Friday 15 July 2011

Was that really nessesary?


I like horror films as much as the next psychotic , but even I have to draw the line in the sand when it comes to the sheer level of gross out factors in films rising to the surface of the pond like scum. I never really bought into the hole Eli Roth style “torture porn” genre of horror films such as Saw and Hostel( least of all Hostel because i reside in Europe and hostels are abundant temporary abodes)

Sure I can handle the odd gore on screen better than I can handle my whiskey but its more the thought behind it, like “we don’t know how to scare people that much these days so now well opt to just make the audience puke themselves inside out”. That’s like going to see a play of the Lion King and they announce the part of Mufasa will not be played by the distinguished James Earl Jones and instead be played by an old brown banana wedged inside a used condom.

This approach does by no stretch of the imagination carry the same exhilaration as a genuine frightening moment in any classic horror flick from the days of yore. In the Jesus days, horror films were almost exclusively enjoyed by hot Goth girls and skinny misunderstood Edgar Allen Poe enthusiasts; now they are mainly frequented by what I presume are the types of men who can’t get it up unless they see a recently beheaded blood fountain. While not wanting to sound like those insufferable doomsday predictors from some biased news media outlet but this seems to be on a rocky road towards actual snuff films being broadcast for our amusement in the future.

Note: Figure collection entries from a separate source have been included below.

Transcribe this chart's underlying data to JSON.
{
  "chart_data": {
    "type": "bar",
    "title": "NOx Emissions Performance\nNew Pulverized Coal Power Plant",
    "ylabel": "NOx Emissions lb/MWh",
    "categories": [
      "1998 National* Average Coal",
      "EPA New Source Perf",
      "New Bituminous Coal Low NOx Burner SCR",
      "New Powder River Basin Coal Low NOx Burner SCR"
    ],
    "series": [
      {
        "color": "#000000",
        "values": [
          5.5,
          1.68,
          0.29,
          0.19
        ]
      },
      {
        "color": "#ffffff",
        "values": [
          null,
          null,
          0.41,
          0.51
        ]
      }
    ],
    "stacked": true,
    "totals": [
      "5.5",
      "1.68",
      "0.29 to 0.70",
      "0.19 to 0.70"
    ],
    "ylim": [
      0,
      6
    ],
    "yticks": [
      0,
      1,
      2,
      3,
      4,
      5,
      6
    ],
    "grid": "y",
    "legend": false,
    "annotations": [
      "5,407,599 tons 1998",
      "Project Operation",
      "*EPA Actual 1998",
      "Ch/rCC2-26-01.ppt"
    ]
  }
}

I suppose props are due for the level of imagination in which some people meet their untimely maker in such films, like throwing a woman in a skip full of used needles and one has the heroin she so desperately craves and another containing the AIDS virus. In the recent Piranha movie some of the scenes are reminiscent of an Itchy and Scratchy cartoon of the Simpsons where it becomes more laughable than disturbing and saying that this was the intention all along doesn’t change shit, my friends.

What’s worse is that with every new shock film that comes out, there’s a demand for even MORE over the top scenarios in the sequels or rip offs to come in the future. Human Centipede, please stand up? When I told someone the title, their first reaction was “what, is it like a half human centipede mutant thing or a person who can turn into a giant centipede at will?” here’s me going “oh, it’s much worse than that!” I haven’t seen it and will never, short of someone forcing me clockwork orange style.

Once you know the premise, it’s almost pointless to see the actual film as in its entirety the whole film is based upon one single idea padded out to fit an hour and a half. Plus I feel by paying to see it, I’m encouraging the trend to continue. What’s more when I heard there was a sequel in the works, I wondered just how exactly do you top the original, does the crazy mad scientist add one more addition to the centipede and make it a millipede? In South Africa we called them “shongalono” or something, apologies if I’m getting it wrong. That would be a funny spoof “the Human shongolono” and we can sow Julius Malema in the middle as I’m certain his mouth is used to the taste of shit by now.

Not that I have a hard on for Germany but making the mad scientist german is pretty clichéd in and of itself. I normally don’t like to piss all over a film which I haven’t bothered to see yet, but this time ill walk on the side of caution because what has been seen can never be unseen. Never thought I’d miss the days of Slasher films like scream and I know what you did last summer from the Nineties.